Data-Driven Robust Finite-Iteration Learning Control for MIMO Nonrepetitive Uncertain Systems.

Abstract

This work considers three main problems related to fast finite-iteration convergence (FIC), nonrepetitive uncertainty, and data-driven design. A data-driven robust finite-iteration learning control (DDRFILC) is proposed for a multiple-input-multiple-output (MIMO) nonrepetitive uncertain system. The proposed learning control has a tunable learning gain computed through the solution of a set of linear matrix inequalities (LMIs). It warrants a bounded convergence within the predesignated finite iterations. In the proposed DDRFILC, not only can the tracking error bound be determined in advance but also the convergence iteration number can be designated beforehand.
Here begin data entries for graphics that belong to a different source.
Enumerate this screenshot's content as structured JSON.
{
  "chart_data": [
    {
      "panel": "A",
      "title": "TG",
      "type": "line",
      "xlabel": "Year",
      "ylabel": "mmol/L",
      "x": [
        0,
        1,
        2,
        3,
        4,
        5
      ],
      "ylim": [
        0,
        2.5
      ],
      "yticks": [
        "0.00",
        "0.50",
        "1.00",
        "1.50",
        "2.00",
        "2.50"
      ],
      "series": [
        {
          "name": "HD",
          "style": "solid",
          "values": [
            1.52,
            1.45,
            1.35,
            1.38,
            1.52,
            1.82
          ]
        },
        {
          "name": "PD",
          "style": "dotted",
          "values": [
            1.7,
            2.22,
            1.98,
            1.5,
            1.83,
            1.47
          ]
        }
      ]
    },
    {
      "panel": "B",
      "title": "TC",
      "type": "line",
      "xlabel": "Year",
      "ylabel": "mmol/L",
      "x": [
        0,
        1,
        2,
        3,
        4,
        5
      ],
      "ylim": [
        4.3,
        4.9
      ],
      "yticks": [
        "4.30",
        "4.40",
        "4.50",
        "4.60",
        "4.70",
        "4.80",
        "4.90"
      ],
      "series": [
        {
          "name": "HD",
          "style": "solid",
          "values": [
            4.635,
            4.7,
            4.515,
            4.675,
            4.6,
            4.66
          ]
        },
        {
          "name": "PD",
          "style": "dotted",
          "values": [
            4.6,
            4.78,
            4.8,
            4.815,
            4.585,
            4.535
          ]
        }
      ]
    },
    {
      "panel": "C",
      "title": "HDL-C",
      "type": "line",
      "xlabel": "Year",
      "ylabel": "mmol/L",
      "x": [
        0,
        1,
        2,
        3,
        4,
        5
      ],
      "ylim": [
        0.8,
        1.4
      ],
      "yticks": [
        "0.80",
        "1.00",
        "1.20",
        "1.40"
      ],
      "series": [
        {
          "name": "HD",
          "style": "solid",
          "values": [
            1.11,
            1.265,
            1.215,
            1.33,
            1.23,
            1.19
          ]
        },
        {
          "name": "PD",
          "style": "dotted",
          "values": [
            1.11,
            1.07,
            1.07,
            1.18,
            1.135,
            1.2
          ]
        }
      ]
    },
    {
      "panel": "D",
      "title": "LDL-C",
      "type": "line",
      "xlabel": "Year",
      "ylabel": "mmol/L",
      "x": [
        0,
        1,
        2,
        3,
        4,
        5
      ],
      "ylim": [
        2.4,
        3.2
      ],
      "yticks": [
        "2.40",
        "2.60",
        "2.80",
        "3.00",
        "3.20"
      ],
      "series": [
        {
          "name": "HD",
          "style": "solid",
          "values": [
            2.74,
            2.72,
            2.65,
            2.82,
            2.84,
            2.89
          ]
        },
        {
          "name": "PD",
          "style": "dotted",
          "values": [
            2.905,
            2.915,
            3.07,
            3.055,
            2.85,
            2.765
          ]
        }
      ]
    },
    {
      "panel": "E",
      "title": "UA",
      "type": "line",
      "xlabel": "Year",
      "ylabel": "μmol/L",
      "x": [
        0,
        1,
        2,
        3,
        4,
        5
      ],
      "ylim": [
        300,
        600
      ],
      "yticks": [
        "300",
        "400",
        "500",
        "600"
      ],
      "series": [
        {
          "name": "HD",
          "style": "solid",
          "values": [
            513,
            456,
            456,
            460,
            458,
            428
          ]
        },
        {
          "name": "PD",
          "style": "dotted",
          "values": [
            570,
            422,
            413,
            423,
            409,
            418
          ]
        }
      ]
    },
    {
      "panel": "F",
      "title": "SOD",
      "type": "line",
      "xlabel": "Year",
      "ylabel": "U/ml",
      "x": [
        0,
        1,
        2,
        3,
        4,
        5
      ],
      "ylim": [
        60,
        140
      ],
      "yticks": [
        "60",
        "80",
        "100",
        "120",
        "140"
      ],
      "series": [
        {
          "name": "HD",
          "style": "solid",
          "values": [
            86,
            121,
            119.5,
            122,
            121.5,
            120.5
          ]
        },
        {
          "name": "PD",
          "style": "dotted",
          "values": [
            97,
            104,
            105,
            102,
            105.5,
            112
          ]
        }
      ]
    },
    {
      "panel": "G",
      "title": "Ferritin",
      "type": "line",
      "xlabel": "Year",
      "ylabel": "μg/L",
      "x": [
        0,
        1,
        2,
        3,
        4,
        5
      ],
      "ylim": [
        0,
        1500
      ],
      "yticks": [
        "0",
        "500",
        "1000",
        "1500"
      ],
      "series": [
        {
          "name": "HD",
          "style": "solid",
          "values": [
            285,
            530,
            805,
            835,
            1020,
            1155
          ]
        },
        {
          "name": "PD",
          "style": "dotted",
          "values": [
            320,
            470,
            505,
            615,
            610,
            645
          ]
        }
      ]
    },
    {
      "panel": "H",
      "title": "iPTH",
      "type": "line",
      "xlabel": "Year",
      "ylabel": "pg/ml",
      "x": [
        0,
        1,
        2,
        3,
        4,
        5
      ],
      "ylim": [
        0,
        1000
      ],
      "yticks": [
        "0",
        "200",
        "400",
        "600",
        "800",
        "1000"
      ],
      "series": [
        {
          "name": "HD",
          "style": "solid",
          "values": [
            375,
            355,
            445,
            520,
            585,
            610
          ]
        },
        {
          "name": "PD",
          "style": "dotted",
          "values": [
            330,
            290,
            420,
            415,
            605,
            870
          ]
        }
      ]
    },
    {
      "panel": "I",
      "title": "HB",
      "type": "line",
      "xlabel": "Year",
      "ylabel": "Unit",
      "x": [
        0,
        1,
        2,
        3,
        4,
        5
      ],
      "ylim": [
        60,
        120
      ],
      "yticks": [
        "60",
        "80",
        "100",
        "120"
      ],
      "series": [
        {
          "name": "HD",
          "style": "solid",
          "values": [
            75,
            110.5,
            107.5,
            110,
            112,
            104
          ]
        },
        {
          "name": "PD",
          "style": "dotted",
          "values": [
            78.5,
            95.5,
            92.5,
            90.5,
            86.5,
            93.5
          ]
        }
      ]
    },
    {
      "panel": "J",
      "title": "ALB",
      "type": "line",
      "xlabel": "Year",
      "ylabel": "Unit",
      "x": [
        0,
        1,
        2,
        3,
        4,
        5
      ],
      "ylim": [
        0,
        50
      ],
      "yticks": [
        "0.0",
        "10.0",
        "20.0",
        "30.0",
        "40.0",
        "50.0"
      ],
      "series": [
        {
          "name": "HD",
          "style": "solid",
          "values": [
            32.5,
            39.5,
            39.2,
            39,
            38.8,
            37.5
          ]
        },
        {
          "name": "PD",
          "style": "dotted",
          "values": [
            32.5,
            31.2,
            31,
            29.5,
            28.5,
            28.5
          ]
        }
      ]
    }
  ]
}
To deal with nonrepetitive uncertainty, the MIMO uncertain system is reformulated as an iterative incremental linear model by defining a pseudo partitioned Jacobian matrix (PPJM), which is estimated iteratively by using a projection algorithm. Further, both the PPJM estimation and its estimation error bound are included in the LMIs to restrain their effects on the control performance. The proposed DDRFILC can guarantee both the iterative asymptotic convergence with increasing iterations and the FIC within the prespecified iteration number. Simulation results verify the proposed algorithm.